The "Discovery" of Almeda Riddle

The "Discovery" of Almeda Riddle

Almeda Riddle, folklorist Roger Abrahams wrote in 1977, “is one of the luminaries of the folk festival circuit.” But the world outside her community on the southern edge of the Ozarks had never heard of her until 1952. In that year John Quincy Wolf, Jr., a college English teacher raised forty miles to the east, came collecting folksongs and recorded her. (Debora Kodish, in a feminist reading of this first encounter, describes Wolf as triumphant and deeply moved by his “discovery” of her singing and unaware that he had intruded into a day already hectic and exhausting for Almeda Riddle and her family.) Wolf mentioned her to Alan Lomax, who included cuts by her in an album of recordings he himself made with Ozark musicians. Five solo albums followed. Word of Almeda Riddle also reached the Newport Folk Festival, which booked her to perform.
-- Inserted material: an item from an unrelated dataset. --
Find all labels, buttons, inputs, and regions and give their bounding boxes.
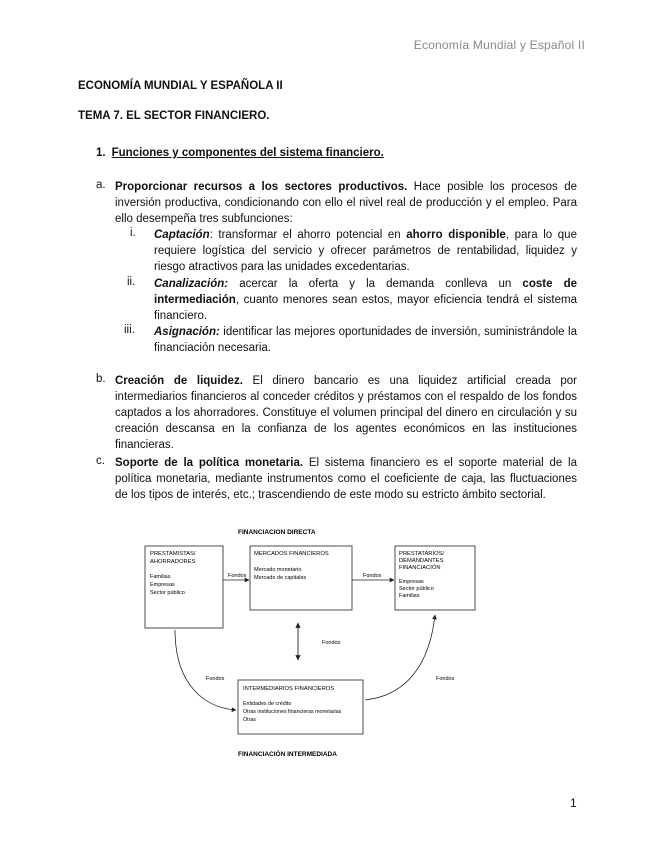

Roger Abrahams came to know her too, taped interviews, and edited them into A Singer and Her Songs: Almeda Riddle’s Book of Ballads (1970) and wrote additional essays. Almeda Riddle’s reputation became so firmly established that she received a National Heritage Fellowship in 1983, the second year the National Endowment for the Arts offered this honor. George West and his wife Starr Mitchell--then young folk-revival singers in Arkansas, now an award-winning high school teacher and a state public folklorist/historian, and still singers--had developed a friendship with her. Fortunately they undertook to make this video. By the early 1980s her voice had lost some of the freshness it had in her early recordings, but the film preserves glimpses of her singing and her personality, and it includes the NEA presentation. Almeda Riddle died three years later, in June 1986.